Gu, Yawei, Gong, Li, Qi, Jianlong, Cai, Shichao, Tu, Wenxin, He, Feng
Water research 2019 v.159 pp. 233-241
corrosion, decontamination, density functional theory, dissociation, groundwater, iron, pH, scanning electron microscopy
Groundwater pH is one of the most important geochemical parameters in controlling the interfacial reactions of zero-valent iron (ZVI) with water and contaminants. Ball milled, microscale ZVI (mZVIbm) efficiently dechlorinated TCE at initial stage (<24 h) at pH 6–7 but got passivated at later stage due to pH rise caused by iron corrosion. At pH > 9, mZVIbm almost completely lost its reactivity.

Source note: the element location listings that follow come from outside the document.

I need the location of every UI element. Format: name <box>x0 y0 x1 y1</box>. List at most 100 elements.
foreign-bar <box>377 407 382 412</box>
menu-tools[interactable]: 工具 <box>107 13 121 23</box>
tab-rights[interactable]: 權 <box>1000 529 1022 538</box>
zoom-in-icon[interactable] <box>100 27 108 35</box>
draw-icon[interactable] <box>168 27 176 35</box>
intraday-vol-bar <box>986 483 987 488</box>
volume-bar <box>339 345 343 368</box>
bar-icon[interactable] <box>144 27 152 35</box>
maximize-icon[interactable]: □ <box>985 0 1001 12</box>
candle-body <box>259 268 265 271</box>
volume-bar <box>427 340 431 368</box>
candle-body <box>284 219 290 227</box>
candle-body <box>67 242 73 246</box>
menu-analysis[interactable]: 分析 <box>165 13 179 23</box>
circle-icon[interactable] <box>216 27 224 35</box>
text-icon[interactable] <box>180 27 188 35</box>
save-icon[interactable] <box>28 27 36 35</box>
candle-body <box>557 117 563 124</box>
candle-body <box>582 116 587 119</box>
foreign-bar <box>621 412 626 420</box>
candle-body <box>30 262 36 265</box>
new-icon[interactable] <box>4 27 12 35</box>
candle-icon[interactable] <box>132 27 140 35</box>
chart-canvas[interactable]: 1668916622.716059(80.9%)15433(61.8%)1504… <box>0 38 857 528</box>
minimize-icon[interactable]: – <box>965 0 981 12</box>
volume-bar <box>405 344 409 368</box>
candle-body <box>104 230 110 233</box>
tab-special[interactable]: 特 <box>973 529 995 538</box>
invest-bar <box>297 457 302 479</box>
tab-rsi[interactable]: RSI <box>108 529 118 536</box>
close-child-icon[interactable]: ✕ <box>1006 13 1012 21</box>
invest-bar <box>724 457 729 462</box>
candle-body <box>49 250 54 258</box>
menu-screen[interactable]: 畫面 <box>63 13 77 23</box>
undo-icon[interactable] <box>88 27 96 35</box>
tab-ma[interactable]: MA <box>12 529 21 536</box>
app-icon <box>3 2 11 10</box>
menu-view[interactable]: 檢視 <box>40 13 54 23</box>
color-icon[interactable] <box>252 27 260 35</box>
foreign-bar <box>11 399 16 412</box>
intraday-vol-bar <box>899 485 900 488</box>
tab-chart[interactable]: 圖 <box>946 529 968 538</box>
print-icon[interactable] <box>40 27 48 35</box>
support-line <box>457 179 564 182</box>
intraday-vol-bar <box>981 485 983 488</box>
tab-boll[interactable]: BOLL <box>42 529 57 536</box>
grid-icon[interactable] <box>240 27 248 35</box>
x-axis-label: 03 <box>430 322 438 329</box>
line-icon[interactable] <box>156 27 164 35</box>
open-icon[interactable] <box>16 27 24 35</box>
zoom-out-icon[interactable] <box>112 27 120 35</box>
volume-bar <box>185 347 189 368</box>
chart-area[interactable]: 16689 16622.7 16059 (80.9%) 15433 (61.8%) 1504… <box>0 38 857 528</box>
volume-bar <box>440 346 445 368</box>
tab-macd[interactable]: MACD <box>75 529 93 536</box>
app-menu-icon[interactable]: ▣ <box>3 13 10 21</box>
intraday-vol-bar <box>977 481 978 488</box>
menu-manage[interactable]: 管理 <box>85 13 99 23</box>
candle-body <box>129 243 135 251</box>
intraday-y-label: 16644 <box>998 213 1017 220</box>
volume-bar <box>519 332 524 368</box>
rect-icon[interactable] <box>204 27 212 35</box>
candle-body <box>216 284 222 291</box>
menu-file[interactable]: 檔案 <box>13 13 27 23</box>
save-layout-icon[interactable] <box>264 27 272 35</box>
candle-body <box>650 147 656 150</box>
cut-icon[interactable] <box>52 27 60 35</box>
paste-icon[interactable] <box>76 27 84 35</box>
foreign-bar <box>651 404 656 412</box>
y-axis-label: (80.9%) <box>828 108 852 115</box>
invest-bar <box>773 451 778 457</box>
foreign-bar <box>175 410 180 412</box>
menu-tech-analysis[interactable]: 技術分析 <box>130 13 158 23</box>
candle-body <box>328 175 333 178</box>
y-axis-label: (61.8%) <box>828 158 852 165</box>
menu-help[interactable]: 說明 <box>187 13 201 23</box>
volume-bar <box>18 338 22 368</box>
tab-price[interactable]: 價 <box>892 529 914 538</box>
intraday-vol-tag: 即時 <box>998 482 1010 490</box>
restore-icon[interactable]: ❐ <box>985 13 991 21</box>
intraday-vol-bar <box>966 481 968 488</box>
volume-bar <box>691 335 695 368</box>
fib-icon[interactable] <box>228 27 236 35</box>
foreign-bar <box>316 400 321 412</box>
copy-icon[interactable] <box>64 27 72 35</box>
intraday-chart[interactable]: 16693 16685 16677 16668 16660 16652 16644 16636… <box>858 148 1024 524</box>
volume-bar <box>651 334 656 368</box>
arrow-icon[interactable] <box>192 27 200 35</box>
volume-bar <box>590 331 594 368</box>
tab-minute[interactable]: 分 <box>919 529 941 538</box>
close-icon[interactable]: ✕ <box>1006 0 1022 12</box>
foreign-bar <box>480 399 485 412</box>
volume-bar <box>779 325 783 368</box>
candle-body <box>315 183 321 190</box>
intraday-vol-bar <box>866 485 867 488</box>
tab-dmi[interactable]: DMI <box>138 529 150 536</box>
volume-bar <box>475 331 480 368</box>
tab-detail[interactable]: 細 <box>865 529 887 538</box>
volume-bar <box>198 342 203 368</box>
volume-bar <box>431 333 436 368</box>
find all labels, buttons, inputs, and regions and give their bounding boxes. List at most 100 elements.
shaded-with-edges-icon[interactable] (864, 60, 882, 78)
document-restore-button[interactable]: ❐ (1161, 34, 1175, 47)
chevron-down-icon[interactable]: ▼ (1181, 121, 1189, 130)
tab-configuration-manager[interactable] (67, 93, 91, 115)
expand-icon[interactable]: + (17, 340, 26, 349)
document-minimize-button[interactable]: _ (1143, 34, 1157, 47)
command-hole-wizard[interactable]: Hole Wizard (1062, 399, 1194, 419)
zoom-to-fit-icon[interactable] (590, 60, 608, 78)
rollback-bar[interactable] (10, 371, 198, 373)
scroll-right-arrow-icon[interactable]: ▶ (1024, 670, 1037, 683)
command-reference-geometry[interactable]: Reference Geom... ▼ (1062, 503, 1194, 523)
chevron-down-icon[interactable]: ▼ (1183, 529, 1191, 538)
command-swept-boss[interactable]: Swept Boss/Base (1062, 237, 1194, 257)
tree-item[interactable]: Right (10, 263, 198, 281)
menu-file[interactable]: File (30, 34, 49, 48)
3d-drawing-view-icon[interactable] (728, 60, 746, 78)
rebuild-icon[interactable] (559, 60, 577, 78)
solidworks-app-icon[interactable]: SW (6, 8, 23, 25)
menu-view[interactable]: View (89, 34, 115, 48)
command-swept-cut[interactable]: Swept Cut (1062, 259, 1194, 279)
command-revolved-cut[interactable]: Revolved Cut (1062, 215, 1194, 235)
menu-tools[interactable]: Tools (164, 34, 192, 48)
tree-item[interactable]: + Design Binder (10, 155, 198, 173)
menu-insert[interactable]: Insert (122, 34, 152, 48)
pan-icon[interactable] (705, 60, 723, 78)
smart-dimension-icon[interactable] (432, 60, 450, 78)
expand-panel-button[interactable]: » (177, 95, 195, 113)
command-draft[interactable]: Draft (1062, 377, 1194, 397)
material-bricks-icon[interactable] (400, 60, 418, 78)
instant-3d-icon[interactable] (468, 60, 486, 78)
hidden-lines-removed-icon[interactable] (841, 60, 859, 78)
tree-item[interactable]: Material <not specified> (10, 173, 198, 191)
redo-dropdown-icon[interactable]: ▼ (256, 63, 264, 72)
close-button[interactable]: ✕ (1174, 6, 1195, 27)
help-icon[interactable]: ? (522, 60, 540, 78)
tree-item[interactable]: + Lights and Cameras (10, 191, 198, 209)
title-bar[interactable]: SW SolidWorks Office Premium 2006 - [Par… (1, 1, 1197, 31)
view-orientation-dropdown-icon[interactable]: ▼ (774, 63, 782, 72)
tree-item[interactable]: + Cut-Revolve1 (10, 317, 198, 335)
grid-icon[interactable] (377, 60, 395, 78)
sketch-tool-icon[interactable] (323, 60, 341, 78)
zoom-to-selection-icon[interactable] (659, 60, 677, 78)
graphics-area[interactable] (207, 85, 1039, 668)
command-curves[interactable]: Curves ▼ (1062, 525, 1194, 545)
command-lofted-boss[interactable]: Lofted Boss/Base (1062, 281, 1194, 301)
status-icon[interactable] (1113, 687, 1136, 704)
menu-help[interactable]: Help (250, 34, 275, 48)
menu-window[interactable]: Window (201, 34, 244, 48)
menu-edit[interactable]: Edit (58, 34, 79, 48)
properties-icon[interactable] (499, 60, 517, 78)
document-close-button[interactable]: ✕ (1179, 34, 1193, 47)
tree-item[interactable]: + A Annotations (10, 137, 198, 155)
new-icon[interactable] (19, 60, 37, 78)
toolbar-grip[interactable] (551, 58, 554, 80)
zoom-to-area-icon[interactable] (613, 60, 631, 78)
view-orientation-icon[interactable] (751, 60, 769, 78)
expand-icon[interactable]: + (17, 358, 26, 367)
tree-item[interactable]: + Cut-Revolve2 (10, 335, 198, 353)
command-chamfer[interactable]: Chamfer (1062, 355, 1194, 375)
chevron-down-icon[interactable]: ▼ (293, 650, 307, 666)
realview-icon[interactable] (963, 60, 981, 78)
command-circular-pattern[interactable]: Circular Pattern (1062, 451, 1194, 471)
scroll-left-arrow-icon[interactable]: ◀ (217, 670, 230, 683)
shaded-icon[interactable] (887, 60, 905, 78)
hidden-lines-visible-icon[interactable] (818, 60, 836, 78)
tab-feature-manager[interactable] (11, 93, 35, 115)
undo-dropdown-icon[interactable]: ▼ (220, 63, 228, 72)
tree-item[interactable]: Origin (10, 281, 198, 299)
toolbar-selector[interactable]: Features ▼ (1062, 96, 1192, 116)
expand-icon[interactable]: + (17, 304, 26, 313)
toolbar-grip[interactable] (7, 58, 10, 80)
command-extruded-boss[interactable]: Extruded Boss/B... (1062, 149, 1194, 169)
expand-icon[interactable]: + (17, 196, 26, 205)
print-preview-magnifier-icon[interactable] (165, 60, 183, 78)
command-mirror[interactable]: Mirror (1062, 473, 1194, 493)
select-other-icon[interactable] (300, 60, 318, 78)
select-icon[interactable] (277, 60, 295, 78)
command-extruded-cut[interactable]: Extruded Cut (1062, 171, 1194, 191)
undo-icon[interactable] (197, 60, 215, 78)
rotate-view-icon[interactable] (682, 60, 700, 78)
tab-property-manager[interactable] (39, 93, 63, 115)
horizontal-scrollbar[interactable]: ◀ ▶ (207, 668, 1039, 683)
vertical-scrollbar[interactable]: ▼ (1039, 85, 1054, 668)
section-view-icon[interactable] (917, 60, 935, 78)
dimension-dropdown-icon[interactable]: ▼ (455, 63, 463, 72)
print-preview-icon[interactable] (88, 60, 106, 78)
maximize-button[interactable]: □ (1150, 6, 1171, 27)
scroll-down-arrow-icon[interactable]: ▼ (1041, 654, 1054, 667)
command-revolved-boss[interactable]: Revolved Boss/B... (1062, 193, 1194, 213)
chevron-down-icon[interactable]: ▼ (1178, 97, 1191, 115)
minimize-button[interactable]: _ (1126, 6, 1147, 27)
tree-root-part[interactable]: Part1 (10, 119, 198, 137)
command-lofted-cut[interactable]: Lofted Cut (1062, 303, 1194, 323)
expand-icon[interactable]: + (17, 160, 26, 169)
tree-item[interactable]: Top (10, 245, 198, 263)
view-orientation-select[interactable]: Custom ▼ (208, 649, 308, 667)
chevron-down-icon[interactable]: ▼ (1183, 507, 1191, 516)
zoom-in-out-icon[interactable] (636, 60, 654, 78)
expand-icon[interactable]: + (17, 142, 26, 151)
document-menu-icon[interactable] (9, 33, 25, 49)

In contrast, ball milled, sulfidated microscale ZVI (S-mZVIbm) didn't experience any reactivity loss during the whole reaction stage across pH 6–10 and could efficiently dechlorinate TCE at pH 10 with a reaction rate of 0.03 h−1. Increasing pH from 6 to 9 also enhanced electron utilization efficiency from 0.95% to 5.3%, and from 3.2% to 22%, for mZVIbm and S-mZVIbm, respectively. SEM images of the reacted particles showed that the corrosion product layer on S-mZVIbm had a puffy/porous structure while that on mZVIbm was dense, which may account for the mitigated passivation of S-mZVIbm under alkaline pHs. Density functional theory calculations show that covered S atoms on the Fe(100) surface weaken the interactions of H2O molecules with Fe surfaces, which renders the sulfidated Fe surface inefficient for H2O dissociation and resistant to surface passivation. The observation from this study provides important implication that natural sulfidation of ZVI may largely contribute to the long-term (>10 years) efficiency of TCE decontamination by permeable reactive barriers with pore water pH above 9.